Missouri Attorney General Jay Nixon on Wednesday filed a complaint and settlement agreement in federal court in Jefferson City on behalf of all 50 states, Puerto Rico and the District of Columbia. The settlement becomes final if approved by the court.
Nixon and the other attorneys general charged that American Cyanamid offered farm chemical dealers rebates only if its products were sold at or above retail price.

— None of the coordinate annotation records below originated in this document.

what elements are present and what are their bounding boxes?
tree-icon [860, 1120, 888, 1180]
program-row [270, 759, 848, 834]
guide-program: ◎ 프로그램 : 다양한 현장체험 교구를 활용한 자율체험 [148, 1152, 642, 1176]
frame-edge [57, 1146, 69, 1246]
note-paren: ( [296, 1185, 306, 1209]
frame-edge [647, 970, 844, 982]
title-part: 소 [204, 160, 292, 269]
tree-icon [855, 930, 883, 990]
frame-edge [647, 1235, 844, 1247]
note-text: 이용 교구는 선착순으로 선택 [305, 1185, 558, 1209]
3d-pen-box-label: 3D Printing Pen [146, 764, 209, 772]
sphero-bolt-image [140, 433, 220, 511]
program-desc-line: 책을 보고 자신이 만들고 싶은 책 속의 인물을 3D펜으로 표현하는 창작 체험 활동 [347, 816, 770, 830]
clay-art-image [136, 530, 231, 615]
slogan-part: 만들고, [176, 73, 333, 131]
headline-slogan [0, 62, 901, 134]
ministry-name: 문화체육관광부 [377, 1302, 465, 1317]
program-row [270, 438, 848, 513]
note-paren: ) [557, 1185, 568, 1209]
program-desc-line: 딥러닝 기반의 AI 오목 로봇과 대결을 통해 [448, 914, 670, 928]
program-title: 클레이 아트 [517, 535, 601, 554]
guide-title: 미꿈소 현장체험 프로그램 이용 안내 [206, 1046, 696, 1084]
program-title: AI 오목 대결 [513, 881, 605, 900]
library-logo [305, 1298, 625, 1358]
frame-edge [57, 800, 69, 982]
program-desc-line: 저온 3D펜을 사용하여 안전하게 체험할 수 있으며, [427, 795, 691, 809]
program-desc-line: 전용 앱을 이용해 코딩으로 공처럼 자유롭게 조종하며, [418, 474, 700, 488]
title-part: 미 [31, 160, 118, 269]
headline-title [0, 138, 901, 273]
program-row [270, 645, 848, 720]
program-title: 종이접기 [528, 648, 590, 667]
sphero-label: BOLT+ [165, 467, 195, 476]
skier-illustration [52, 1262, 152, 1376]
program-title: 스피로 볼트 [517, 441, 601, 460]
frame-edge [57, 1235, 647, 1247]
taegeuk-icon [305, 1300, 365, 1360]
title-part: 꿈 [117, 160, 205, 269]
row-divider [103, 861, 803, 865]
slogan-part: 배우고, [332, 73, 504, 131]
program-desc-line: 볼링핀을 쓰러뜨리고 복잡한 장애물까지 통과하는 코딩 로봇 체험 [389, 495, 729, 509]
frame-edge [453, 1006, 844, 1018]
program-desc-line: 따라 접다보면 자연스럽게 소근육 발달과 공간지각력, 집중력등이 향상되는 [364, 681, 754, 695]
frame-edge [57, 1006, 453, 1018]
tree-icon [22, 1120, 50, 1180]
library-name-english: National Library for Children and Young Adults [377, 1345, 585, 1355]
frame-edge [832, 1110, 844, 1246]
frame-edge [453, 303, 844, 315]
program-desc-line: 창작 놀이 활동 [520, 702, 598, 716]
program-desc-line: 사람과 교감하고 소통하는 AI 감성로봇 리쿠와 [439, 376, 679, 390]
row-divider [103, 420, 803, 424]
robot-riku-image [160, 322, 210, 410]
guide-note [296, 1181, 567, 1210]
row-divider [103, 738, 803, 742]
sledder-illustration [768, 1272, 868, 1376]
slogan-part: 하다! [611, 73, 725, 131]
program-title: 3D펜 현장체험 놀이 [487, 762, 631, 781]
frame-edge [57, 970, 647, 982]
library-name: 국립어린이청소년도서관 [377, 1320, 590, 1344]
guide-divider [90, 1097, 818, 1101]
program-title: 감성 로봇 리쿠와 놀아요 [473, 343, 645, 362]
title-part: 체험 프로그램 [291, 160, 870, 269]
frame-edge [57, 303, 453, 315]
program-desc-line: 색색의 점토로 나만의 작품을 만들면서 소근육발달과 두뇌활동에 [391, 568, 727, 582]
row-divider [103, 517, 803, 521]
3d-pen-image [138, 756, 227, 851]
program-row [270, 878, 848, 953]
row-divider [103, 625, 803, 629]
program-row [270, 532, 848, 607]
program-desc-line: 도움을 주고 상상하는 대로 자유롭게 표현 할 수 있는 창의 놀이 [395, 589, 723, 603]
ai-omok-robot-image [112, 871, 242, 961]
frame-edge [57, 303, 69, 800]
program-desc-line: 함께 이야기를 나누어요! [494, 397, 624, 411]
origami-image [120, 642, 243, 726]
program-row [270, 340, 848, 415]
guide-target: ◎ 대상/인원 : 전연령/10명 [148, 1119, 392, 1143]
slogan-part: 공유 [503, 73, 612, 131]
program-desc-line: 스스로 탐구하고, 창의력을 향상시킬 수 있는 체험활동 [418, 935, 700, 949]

``By setting artificial floor prices, American Cyanamid caused many farmers to pay higher prices for crop protection chemicals,″ Nixon said in a statement. ``Many farmers who relied on dealers’ recommendations to purchase Am Cy products never realized that the dealers benefited from guaranteed profits when they recommended those products.″
Sharon McCullen, a spokeswoman for American Cyanamid’s parent company, American Home Products Inc. of Madison, N.J., said the company believes its promotion programs were legal. The company chose to settle to avoid the burden and expense of a court fight, she said.
The charges covered a period from 1989 to mid-1995. They alleged American Cyanamid, which sold $1 billion in farm chemicals in 1995, offered rebates of up to 12 percent through two programs.
A Federal Trade Commission complaint detailing the charges in the case said American Cyanamid entered into written agreements with dealers that prevented dealers from getting rebates on sales made below the specified minimum resale price. Dealers overwhelmingly accepted the offer by selling at or above the specified minimum prices, the FTC said.
Nixon said the programs violated state and federal antitrust laws and Missouri consumer protection laws.
The settlement would prevent American Cyanamid from making resale price a condition in the dealer’s rebate, or otherwise influencing resale price.
The FTC filed a separate settlement agreement with American Cyanamid on Thursday.
Additional FTC conditions would run for three years from the effective date of the settlement.
For three years, American Cyanamid would have to clearly state _ on price lists, advertising or catalogs that list suggested resale prices _ that dealers are free to determine product prices.
The company also would have to send the statement to all dealers, distributors, officers, management employees and sales representatives.